Gomorra
un film de Matteo Garrone
avec Salvatore Abruzzeze, Gianfelice Imparato, Maria Nazionale...
Italie - 2008 - 2h15 - couleur - VO
d’après le roman de Roberto Saviano.
du 20 août au 16 septembre

GOMORRALa Mafia sicilienne avait un code d’honneur, des règles, une hiérarchie, des interdits, un folklore, une image et des films pour lui tricoter une forme de romantisme… rien de tout ça avec la Camorra, qui a investi Naples et ses alentours : imposant une forme de terreur qu’on ne sait par quel bout prendre tant la bête n’a plus rien d’humain, monstrueuse expression dégénérescente d’une économie mondialisée dont elle pousse les mécanismes au bout de leur folie destructrice.
Le film remarquable de Matteo Garrone, est tiré du bouquin du même titre, tout aussi important, écrit par un jeune journaliste qui n’a même pas la trentaine, Roberto Saviano, né à Naples dans les quartiers pauvres dont il connaît la géographie par cœur : il a vécu les chantiers épuisants, les débarquements nocturnes de marchandises illicites et vit à ce jour sous protection policière parce qu’au fond, la Camorra ne supporte pas l’image que lui renvoie son bouquin qui se dévore comme un polar (deux millions d’exemplaires vendus à ce jour), réaliste et impitoyable, impitoyable parce que réaliste.
Garrone a choisi de ne pas en rajouter dans la violence et le spectaculaire : la réalité se suffit à elle-même. Le film tire une force incroyable de cette rigueur dans le récit autant que dans la mise en scène, et agit comme une métaphore de l’état actuel du monde, laissant entrevoir un emballement qu’aucune pensée raisonnable ne guide plus, comme un canard qui continuerait à courir après avoir perdu sa tête. Cela peut dérouter au début du film, mais c’est la réalité qui veut ça : on suit plusieurs personnages et chacun vient rajouter son histoire au puzzle d’un univers cauchemardesque qui file le frisson.

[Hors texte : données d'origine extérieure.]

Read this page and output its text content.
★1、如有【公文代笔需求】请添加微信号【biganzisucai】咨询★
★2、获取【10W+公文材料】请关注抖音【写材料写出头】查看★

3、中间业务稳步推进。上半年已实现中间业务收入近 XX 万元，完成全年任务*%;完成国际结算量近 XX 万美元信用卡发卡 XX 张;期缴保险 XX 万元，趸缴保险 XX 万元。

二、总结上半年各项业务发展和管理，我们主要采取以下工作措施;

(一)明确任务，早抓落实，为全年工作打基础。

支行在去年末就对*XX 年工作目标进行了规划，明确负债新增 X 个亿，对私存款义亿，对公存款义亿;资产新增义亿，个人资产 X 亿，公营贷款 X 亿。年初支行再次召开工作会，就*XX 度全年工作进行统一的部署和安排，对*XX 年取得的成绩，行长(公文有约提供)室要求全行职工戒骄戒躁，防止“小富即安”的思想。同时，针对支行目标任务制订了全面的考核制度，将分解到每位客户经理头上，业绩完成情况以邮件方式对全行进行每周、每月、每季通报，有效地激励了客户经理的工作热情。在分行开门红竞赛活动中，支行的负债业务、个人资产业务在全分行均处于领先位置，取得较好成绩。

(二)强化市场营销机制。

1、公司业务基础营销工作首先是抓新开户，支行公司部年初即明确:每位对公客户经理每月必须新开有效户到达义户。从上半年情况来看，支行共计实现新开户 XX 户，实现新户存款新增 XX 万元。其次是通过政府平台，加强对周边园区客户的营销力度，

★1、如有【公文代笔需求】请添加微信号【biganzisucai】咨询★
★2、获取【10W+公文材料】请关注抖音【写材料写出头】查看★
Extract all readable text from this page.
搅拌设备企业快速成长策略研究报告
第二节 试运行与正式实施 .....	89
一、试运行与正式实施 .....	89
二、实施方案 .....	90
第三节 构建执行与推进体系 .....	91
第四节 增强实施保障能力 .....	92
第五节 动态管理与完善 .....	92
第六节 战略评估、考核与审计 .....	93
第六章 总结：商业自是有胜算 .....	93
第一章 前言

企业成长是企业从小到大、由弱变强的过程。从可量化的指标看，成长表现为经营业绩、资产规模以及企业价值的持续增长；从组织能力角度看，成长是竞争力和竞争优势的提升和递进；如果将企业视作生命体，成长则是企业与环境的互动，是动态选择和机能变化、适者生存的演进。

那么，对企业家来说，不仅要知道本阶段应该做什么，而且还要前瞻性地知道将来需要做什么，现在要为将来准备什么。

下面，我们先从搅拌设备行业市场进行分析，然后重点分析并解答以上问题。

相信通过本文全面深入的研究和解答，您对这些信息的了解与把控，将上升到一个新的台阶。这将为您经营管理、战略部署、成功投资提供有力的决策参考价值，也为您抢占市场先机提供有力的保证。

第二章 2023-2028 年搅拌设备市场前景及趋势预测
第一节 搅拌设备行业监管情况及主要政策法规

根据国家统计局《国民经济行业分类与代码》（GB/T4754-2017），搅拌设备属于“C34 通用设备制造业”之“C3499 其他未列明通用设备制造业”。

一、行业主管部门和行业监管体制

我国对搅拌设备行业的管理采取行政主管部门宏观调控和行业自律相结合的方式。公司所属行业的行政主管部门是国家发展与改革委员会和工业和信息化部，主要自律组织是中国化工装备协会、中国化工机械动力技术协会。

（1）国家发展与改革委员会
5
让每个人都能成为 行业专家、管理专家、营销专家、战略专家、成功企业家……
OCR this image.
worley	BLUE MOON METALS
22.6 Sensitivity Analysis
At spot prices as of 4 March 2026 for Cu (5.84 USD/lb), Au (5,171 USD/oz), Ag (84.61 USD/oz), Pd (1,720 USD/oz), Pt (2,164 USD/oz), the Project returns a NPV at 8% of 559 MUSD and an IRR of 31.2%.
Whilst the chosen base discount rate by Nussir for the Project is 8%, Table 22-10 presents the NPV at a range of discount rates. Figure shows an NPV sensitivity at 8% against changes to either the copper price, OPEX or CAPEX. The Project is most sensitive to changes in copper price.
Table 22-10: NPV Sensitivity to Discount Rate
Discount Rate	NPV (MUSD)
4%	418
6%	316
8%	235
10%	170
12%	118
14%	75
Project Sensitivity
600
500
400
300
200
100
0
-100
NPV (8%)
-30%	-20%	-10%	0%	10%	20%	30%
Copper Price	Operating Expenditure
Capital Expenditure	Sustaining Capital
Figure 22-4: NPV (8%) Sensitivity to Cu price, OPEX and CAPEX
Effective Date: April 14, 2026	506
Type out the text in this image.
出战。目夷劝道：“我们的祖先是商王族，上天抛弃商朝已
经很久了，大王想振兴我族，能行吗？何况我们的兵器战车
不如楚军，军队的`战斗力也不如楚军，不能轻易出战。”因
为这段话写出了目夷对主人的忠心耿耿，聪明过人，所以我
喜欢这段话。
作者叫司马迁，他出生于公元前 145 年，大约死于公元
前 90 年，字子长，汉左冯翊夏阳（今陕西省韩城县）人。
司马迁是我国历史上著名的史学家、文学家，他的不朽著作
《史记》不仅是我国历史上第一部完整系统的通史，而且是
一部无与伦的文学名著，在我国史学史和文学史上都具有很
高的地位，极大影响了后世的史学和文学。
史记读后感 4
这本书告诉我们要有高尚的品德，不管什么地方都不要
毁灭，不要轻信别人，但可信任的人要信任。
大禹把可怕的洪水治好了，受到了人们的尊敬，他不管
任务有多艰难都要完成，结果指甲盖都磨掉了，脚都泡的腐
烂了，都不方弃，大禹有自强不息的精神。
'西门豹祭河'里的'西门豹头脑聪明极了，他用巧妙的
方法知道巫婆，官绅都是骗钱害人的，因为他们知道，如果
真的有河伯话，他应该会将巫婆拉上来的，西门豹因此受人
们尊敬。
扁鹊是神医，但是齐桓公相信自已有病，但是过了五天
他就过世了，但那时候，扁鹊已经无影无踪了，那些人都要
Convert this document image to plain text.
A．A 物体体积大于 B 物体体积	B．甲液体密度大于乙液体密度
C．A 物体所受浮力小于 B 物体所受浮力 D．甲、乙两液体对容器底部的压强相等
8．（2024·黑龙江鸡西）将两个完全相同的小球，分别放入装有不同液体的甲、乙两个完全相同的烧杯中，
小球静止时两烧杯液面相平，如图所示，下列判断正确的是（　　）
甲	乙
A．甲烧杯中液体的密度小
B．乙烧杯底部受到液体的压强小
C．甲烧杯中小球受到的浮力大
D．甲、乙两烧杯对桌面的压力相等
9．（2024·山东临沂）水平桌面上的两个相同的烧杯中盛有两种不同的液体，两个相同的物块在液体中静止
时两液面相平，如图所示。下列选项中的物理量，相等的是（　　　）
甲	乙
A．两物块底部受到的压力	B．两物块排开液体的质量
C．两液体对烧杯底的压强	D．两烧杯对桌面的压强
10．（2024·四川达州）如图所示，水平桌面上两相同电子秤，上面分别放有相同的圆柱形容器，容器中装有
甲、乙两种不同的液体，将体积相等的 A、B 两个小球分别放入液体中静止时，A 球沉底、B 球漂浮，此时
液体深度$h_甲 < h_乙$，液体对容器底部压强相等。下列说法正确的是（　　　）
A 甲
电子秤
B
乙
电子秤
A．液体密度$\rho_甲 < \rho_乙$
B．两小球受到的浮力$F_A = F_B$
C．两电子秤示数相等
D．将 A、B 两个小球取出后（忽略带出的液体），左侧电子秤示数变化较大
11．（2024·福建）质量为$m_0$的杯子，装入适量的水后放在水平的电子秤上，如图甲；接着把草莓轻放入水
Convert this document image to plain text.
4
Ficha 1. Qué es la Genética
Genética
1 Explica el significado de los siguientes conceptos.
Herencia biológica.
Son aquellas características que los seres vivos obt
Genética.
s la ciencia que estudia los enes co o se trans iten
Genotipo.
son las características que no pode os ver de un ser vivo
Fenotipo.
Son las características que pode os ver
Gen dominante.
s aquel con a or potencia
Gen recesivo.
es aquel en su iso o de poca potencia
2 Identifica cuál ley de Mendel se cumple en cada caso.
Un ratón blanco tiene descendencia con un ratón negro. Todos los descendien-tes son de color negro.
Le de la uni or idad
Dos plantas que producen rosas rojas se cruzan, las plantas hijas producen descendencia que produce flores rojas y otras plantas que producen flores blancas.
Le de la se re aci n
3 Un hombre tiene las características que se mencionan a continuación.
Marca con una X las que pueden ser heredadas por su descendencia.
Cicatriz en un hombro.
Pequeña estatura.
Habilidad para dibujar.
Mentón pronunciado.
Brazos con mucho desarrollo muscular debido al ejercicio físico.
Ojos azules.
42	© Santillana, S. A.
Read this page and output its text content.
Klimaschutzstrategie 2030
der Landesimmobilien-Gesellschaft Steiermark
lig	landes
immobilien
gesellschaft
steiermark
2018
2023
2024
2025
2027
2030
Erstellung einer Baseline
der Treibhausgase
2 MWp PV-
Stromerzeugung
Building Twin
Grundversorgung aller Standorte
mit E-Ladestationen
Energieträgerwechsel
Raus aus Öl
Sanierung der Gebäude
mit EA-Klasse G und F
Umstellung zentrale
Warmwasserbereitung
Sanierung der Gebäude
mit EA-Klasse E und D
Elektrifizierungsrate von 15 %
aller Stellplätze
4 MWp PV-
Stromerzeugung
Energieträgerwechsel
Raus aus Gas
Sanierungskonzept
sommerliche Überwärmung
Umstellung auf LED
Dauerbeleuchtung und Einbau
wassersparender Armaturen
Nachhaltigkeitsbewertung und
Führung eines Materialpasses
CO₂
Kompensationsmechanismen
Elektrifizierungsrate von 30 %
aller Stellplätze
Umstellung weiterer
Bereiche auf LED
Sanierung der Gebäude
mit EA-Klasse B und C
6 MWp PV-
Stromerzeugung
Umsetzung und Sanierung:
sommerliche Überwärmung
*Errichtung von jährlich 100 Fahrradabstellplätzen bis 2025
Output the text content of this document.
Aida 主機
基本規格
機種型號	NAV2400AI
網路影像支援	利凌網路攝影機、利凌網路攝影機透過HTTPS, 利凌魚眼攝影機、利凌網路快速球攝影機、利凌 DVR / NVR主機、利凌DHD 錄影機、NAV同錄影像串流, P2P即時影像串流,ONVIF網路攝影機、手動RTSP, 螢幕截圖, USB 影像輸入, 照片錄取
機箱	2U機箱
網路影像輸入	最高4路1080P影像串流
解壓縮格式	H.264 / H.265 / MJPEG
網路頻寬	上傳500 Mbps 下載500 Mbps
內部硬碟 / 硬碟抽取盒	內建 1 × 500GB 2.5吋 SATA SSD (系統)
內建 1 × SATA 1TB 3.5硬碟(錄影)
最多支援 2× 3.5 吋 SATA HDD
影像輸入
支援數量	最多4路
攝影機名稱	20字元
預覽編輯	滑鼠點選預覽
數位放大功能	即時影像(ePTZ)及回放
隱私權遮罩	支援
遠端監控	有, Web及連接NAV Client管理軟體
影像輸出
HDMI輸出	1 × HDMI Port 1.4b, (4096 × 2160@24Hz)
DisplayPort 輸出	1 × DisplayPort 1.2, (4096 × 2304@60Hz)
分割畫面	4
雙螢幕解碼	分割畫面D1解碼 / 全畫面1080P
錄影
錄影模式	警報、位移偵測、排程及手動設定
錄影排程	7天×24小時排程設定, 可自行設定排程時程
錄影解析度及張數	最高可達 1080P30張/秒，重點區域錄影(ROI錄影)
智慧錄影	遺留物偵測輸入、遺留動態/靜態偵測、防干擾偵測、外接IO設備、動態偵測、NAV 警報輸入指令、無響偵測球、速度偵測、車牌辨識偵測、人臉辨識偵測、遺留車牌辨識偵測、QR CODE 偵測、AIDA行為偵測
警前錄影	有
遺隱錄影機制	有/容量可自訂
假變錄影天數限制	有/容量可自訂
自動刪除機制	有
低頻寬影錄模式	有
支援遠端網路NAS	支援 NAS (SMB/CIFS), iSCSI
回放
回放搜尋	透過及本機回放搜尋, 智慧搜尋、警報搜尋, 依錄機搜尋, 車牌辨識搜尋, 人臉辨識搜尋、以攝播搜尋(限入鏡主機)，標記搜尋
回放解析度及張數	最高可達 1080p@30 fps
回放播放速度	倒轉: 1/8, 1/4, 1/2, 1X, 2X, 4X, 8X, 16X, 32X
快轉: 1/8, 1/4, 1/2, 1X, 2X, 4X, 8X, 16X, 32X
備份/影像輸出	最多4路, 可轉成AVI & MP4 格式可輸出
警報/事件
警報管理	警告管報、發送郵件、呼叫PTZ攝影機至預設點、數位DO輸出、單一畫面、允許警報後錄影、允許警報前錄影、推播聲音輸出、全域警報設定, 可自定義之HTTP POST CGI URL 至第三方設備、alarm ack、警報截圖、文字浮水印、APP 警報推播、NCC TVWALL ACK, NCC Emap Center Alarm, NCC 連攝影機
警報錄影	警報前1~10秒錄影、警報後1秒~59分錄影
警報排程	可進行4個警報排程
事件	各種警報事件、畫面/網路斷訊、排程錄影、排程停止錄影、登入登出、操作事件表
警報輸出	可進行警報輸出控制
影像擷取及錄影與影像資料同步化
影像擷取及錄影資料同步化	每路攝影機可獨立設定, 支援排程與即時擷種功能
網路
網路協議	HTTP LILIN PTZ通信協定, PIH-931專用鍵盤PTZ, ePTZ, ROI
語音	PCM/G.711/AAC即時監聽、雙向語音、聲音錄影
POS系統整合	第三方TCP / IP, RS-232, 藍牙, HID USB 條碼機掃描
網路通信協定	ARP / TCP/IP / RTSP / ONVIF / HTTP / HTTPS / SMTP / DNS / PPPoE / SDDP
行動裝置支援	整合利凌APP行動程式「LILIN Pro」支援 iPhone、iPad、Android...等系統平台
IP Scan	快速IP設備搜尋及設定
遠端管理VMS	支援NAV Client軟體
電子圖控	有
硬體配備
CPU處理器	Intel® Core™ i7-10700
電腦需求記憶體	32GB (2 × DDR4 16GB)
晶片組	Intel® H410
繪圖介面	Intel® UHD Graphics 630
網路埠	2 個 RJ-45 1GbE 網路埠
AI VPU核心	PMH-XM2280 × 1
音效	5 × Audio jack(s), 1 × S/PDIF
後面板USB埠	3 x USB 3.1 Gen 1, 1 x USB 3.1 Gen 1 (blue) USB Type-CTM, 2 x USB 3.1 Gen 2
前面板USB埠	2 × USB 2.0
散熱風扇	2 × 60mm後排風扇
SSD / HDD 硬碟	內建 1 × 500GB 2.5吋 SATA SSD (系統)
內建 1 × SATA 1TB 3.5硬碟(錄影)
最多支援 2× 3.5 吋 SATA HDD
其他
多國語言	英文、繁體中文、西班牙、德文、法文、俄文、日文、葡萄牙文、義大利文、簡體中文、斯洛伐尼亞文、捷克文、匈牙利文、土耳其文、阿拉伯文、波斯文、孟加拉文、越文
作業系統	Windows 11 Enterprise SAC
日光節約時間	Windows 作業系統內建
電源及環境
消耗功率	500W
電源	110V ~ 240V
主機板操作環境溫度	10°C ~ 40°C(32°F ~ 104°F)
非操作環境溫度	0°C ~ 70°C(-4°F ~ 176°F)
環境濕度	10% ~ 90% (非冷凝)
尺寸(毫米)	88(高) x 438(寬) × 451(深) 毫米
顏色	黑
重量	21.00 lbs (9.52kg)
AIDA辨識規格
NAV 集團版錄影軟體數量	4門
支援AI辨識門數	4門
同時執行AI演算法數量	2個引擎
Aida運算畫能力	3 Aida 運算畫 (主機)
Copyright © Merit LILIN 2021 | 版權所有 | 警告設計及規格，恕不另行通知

Ce n’est pas dans le film, mais c’est bon d’avoir ça en tête : la Camorra brasse 150 milliards d’euros par an, a fait 100 000 morts en 30 ans, elle investit un peu partout en Europe et en Espagne en particulier, le milieu Corse est actuellement décimé, on se demande bien par qui… Elle est devenue très experte dans l’art de récupérer des subventions européennes, le trafic de drogue lui rapporterait actuellement plus de 500 000 dollars par jour et, last but not least, la Camorra s’intéresse de près au traitement des déchets et gère une palanquée de décharges.Une course pour le profit, sans loi et sans morale d’aucune sorte, qui n’existe que pour le court terme et où chacun de ceux qui y prennent place n’imagine même pas qu’il pourrait s’arrêter de courir.